Oh my gosh! What happened here?

Well here’s my beeyard after the malathion.

First impression:

  • bee flight almost absent
  • no massive piles of dead bees
  • ****** horses!


Not many dead bees. Not many flying ones either.

There was lots of alfalfa blooming. But few bees were flying. Hive inspections revealed most of the damage had been done to foraging bees away from the hives.

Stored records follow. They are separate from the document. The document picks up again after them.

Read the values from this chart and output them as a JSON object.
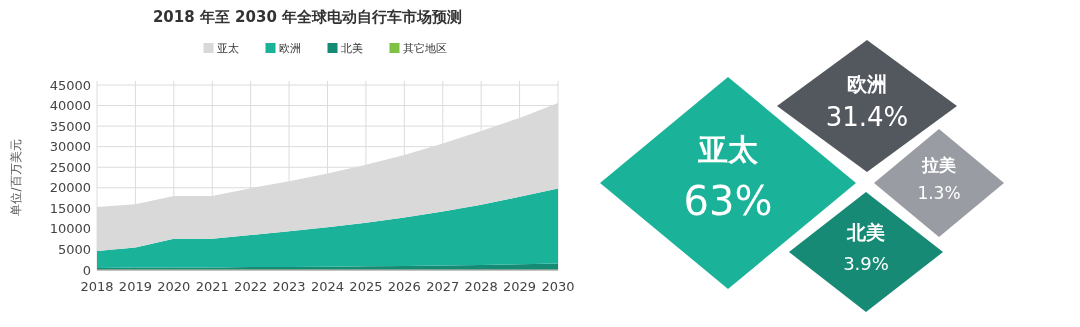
{
  "chart_data": [
    {
      "type": "area",
      "title": "2018 年至 2030 年全球电动自行车市场预测",
      "ylabel": "单位/百万美元",
      "categories": [
        "2018",
        "2019",
        "2020",
        "2021",
        "2022",
        "2023",
        "2024",
        "2025",
        "2026",
        "2027",
        "2028",
        "2029",
        "2030"
      ],
      "stacked": true,
      "legend": "top",
      "grid": true,
      "ylim": [
        0,
        45000
      ],
      "yticks": [
        0,
        5000,
        10000,
        15000,
        20000,
        25000,
        30000,
        35000,
        40000,
        45000
      ],
      "series": [
        {
          "name": "其它地区",
          "color": "#7dc242",
          "values": [
            100,
            100,
            100,
            100,
            100,
            100,
            100,
            100,
            100,
            100,
            100,
            100,
            100
          ]
        },
        {
          "name": "北美",
          "color": "#158a74",
          "values": [
            400,
            500,
            500,
            500,
            600,
            600,
            700,
            800,
            900,
            1000,
            1100,
            1300,
            1500
          ]
        },
        {
          "name": "欧洲",
          "color": "#1ab39a",
          "values": [
            4100,
            4900,
            7000,
            7000,
            7800,
            8700,
            9600,
            10600,
            11800,
            13100,
            14700,
            16400,
            18200
          ]
        },
        {
          "name": "亚太",
          "color": "#d9d9d9",
          "values": [
            10700,
            10500,
            10400,
            10400,
            11400,
            12200,
            13100,
            14100,
            15200,
            16600,
            17900,
            19200,
            20800
          ]
        }
      ]
    },
    {
      "type": "other",
      "categories": [
        "亚太",
        "欧洲",
        "拉美",
        "北美"
      ],
      "values": [
        63,
        31.4,
        1.3,
        3.9
      ],
      "value_labels": [
        "63%",
        "31.4%",
        "1.3%",
        "3.9%"
      ],
      "colors": [
        "#1ab39a",
        "#53575e",
        "#9a9ca3",
        "#168a74"
      ]
    }
  ]
}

  • Two hives appeared relatively unscathed. They had average bee populations and were actively storing nectar
  • Two hives had lost most of their foraging bees but suffered only minor bee loss at the hive. They will recover in shape to survive the winter
  • Three hives lost all of their field force and suffered significant bee loss at the hive. They are still tending brood. But will not be in good enough shape to over winter
  • Three hives are goners. They have no field force. Only a few frames of bees. They’re not rearing brood . And they can’t take care of any brood reared before the spray


HeEEeee. That’s horse talk for new wood and paint. Good eating!

This equipment was brand new and now look at it.

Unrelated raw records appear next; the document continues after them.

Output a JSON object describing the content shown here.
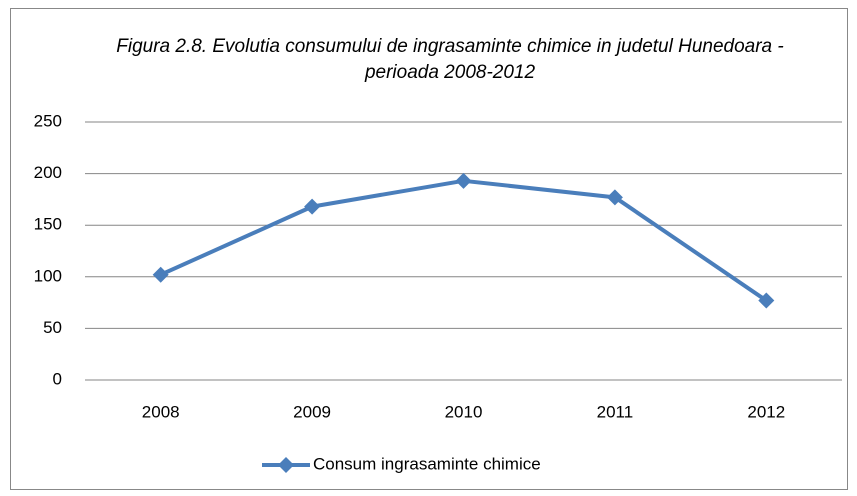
{
  "chart_data": {
    "type": "line",
    "title": "Figura 2.8. Evolutia consumului de ingrasaminte chimice in judetul Hunedoara - perioada 2008-2012",
    "categories": [
      "2008",
      "2009",
      "2010",
      "2011",
      "2012"
    ],
    "series": [
      {
        "name": "Consum ingrasaminte chimice",
        "color": "#4a7ebb",
        "values": [
          102,
          168,
          193,
          177,
          77
        ]
      }
    ],
    "ylim": [
      0,
      250
    ],
    "yticks": [
      0,
      50,
      100,
      150,
      200,
      250
    ],
    "grid": true,
    "legend": "bottom"
  }
}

Horses got into them. Chewed them up. And knocked them about. I’ve kept bees around horses for 40 years and never seen this kind of horse problem.

This season, I’d replaced my ‘normal’ mongrel bees with some gentle one’s from Zia and Koehnen. These bees are a joy to work. But there’s something to be said for running mongrel bees. One encounter with them and most horses would have an experience to remember. No more problem.

But with gentle bees and most of the field force done in by the spray job, these hives didn’t put up much of a defense. They just hunkered down. I suspect that for a bored, but neurotic horse with some diet deficiency, it was easy pickings. Or should I say chewing. And spiced up with a little Malathion, what more could any horse want? 🙂


Not as bad as I’d thought. Not as good as I’d hoped. And a little bit of surprise tossed in as a bonus. Out of ten hives, here’s the results:

  • Four hives have survived with enough bee population to make it. Six did not
  • Two hives will need minor supplemental feeding to over winter
  • Two  hives will need maximum supplemental feeding to overwinter
  • The yard will need to be horse proofed or moved for any hives to survive the winter

I’ll probably take the six non-surviving colonies, combine them, and overwintering them, as nucs, in duplex hives. They will take a maximum amount of care. And need an ideal winter location. But next year has got to be better than this one.